It's an old cliche, but the fact remains, if you don’t score, you don’t win. To their cost, Switzerland felt the full force of that pearl of wisdom in Bloemfontein on Friday night. Their passing was often pleasing tp the eye, but too many final passes went astray in their opponents’ final third. That inaccuracy ultimately lay behind the Swiss failing to do better than a scoreless stalemate with Honduras, leaving them agonisingly close and yet so far from progressing from Group H at the 2010 FIFA World Cup™.
More than just ill fortune
"What did we lack? Goals! It was terrific until we reached the edge of the box, but we just weren’t ruthless enough at that point,” a visibly frustrated Hakan Yakin told FIFA after the match at Free State stadium. "We’re obviously devastated now, because we started out determined to win by two clear goals and qualify for the knockout round. But we were unlucky on the night."
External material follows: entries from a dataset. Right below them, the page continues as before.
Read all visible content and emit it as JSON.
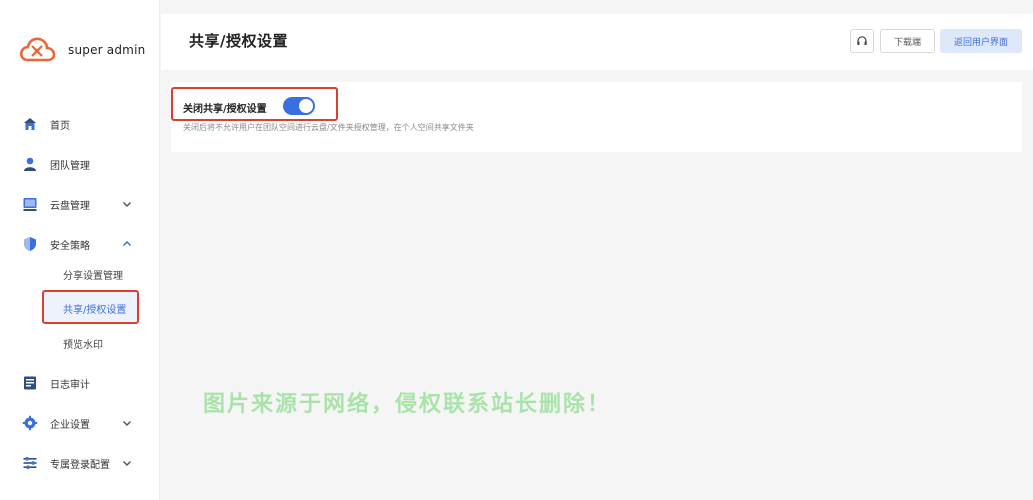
{
  "brand": {
    "name": "super admin"
  },
  "sidebar": {
    "items": [
      {
        "key": "home",
        "label": "首页",
        "icon": "home-icon",
        "has_caret": false
      },
      {
        "key": "team",
        "label": "团队管理",
        "icon": "user-icon",
        "has_caret": false
      },
      {
        "key": "disk",
        "label": "云盘管理",
        "icon": "disk-icon",
        "has_caret": true,
        "caret": "down"
      },
      {
        "key": "security",
        "label": "安全策略",
        "icon": "shield-icon",
        "has_caret": true,
        "caret": "up"
      },
      {
        "key": "audit",
        "label": "日志审计",
        "icon": "log-icon",
        "has_caret": false
      },
      {
        "key": "enterprise",
        "label": "企业设置",
        "icon": "gear-icon",
        "has_caret": true,
        "caret": "down"
      },
      {
        "key": "login",
        "label": "专属登录配置",
        "icon": "sliders-icon",
        "has_caret": true,
        "caret": "down"
      }
    ],
    "security_sub": [
      {
        "label": "分享设置管理",
        "active": false
      },
      {
        "label": "共享/授权设置",
        "active": true
      },
      {
        "label": "预览水印",
        "active": false
      }
    ]
  },
  "header": {
    "title": "共享/授权设置",
    "download_label": "下载端",
    "back_label": "返回用户界面",
    "headset_icon": "headset-icon"
  },
  "setting": {
    "label": "关闭共享/授权设置",
    "enabled": true,
    "description": "关闭后将不允许用户在团队空间进行云盘/文件夹授权管理，在个人空间共享文件夹"
  },
  "watermark": {
    "text": "图片来源于网络，侵权联系站长删除！"
  },
  "colors": {
    "accent": "#3a6fe0",
    "highlight": "#d9402f",
    "brand": "#e8683c"
  }
}
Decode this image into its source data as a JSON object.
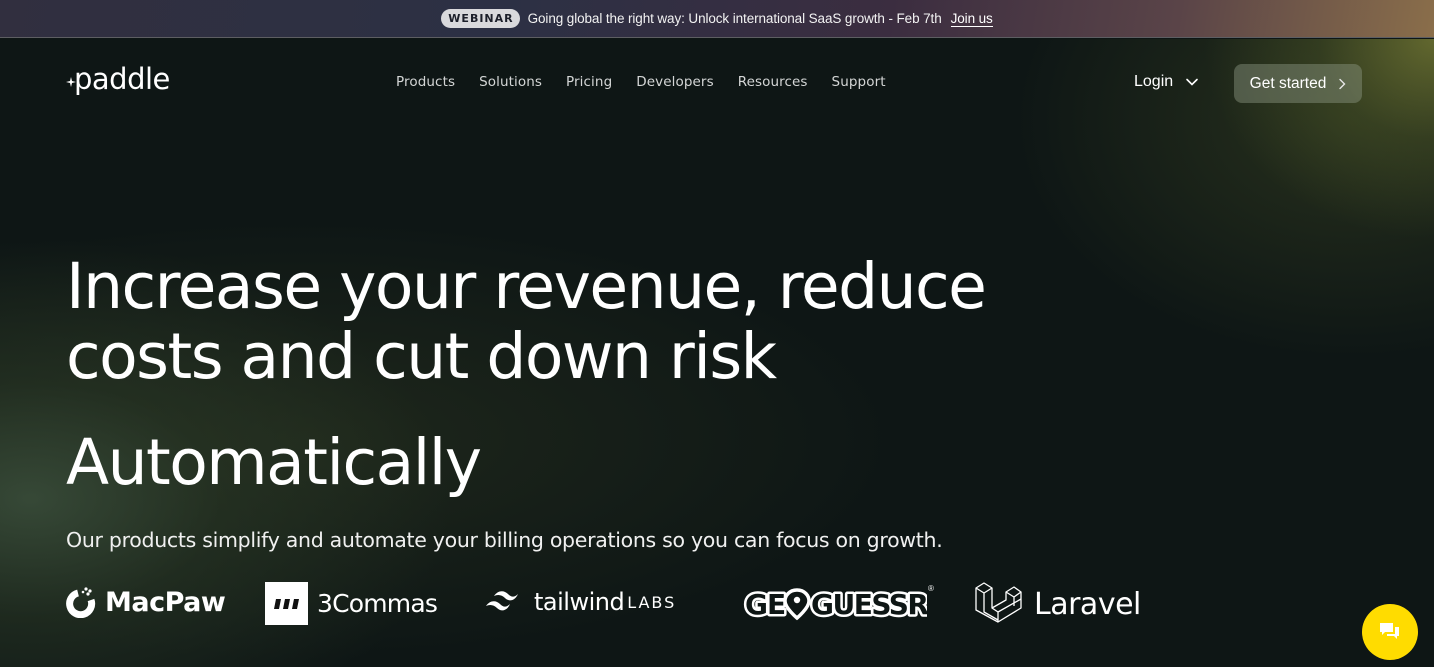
{
  "banner": {
    "badge": "WEBINAR",
    "text": "Going global the right way: Unlock international SaaS growth - Feb 7th",
    "link": "Join us"
  },
  "header": {
    "logo": "paddle",
    "nav": [
      {
        "label": "Products"
      },
      {
        "label": "Solutions"
      },
      {
        "label": "Pricing"
      },
      {
        "label": "Developers"
      },
      {
        "label": "Resources"
      },
      {
        "label": "Support"
      }
    ],
    "login": "Login",
    "cta": "Get started"
  },
  "hero": {
    "headline_line1": "Increase your revenue, reduce",
    "headline_line2": "costs and cut down risk",
    "headline_accent": "Automatically",
    "subtext": "Our products simplify and automate your billing operations so you can focus on growth."
  },
  "customers": {
    "logos": [
      {
        "name": "MacPaw",
        "icon": "macpaw-icon"
      },
      {
        "name": "3Commas",
        "icon": "3commas-icon"
      },
      {
        "name": "tailwind",
        "suffix": "LABS",
        "icon": "tailwind-icon"
      },
      {
        "name": "GEOGUESSR",
        "icon": "map-pin-icon",
        "mark": "®"
      },
      {
        "name": "Laravel",
        "icon": "laravel-icon"
      }
    ]
  },
  "chat": {
    "icon": "chat-bubbles-icon",
    "color": "#ffdc00"
  },
  "colors": {
    "background": "#0e1615",
    "text": "#ffffff",
    "nav_text": "#d4d6d6",
    "badge_bg": "#d9d9dc"
  }
}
However, ill fortune cannot be the sole reason for Switzerland’s early exit from the tournament. Coach Ottmar Hitzfeld was certainly having none of it, as he told FIFA.com: "Goalscoring has generally been our biggest problem recently. We lack the killer instinct,” said the coach, a UEFA Champions League winner with both Borussia Dortmund and Bayern Munich in the past.
Dream start, nightmare finish(ing)
First-choice strike pair Blaise Nkufo and Eren Derdiyok certainly did not lack promising openings on the night, many artfully created by wide man Tranquillo Barnetta. Late sub Alexander Frei also came within inches of handing his side the lead. However, the chances for Hitzfeld’s men generally arose from crosses, while anything through the centre of the park was snuffed out. "Our final passes were poor, so we didn’t deserve to go through,” Barnetta frankly admitted to FIFA.
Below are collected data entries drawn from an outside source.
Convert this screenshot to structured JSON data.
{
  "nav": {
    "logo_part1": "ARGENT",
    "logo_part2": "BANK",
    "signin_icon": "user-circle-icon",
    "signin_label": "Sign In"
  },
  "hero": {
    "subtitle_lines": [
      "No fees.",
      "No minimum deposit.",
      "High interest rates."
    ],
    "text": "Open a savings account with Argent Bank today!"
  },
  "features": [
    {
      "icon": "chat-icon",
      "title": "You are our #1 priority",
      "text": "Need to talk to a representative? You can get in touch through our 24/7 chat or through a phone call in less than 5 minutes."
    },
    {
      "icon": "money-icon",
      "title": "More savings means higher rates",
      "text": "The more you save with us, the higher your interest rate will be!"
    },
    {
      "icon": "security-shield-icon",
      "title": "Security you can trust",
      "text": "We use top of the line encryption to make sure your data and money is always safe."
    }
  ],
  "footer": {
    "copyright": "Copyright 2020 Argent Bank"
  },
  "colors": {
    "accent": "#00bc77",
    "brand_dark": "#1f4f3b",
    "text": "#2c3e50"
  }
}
Nevertheless, Switzerland’s fundamental problems in South Africa run deeper than that. Injuries in the weeks running up to the finals, affecting both first-choice centre-forward Marco Streller and long-serving goal-getter Frei, meant Hitzfeld was obliged to field an almost entirely untried forward line. Streller never even made the trip, and Frei was clearly unfit. Perhaps even more critically, the coach and the players had to cope with the unexpected situation of a dream start which arguably turned out to be more of a curse than a blessing.
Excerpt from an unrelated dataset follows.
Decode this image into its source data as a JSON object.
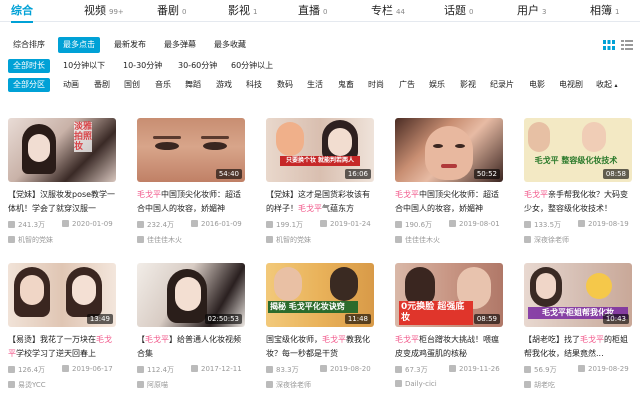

The dream start in question was the totally unlooked-for 1-0 win over mighty Spain, arguably still the shock result of the tournament, but one which may well have lulled the Swiss into a false sense of security and unjustified euphoria. Barnetta insisted he and his team-mates were "never blinded” by beating the European champions, but there is no denying expectations were running unrealistically high prior to the meeting with Chile. "Nothing went right in that game,” the Bayer Leverkusen winger ruefully reflected. The match was lost, the pressure mounted, and the Honduras clash became more about overcoming the demons within than forcing the ball over the line come what may.
At the end of the day, Switzerland were given a taste of their own medicine. There was no need to take the initiative against Spain, where Hitzfeld’s entirely justifiable tactic was to play to his team’s counter-attacking strengths, a passive approach requiring less skill and inventiveness than creativity. When it came to Honduras, however, where Frei and Co needed to dominate and show authority, they were very nearly beaten by a team deploying the weapons they themselves favour. Switzerland’s record in South Africa shows only one goal against in three matches, but with only one goal to their credit, it is perhaps unsurprising they failed to progress.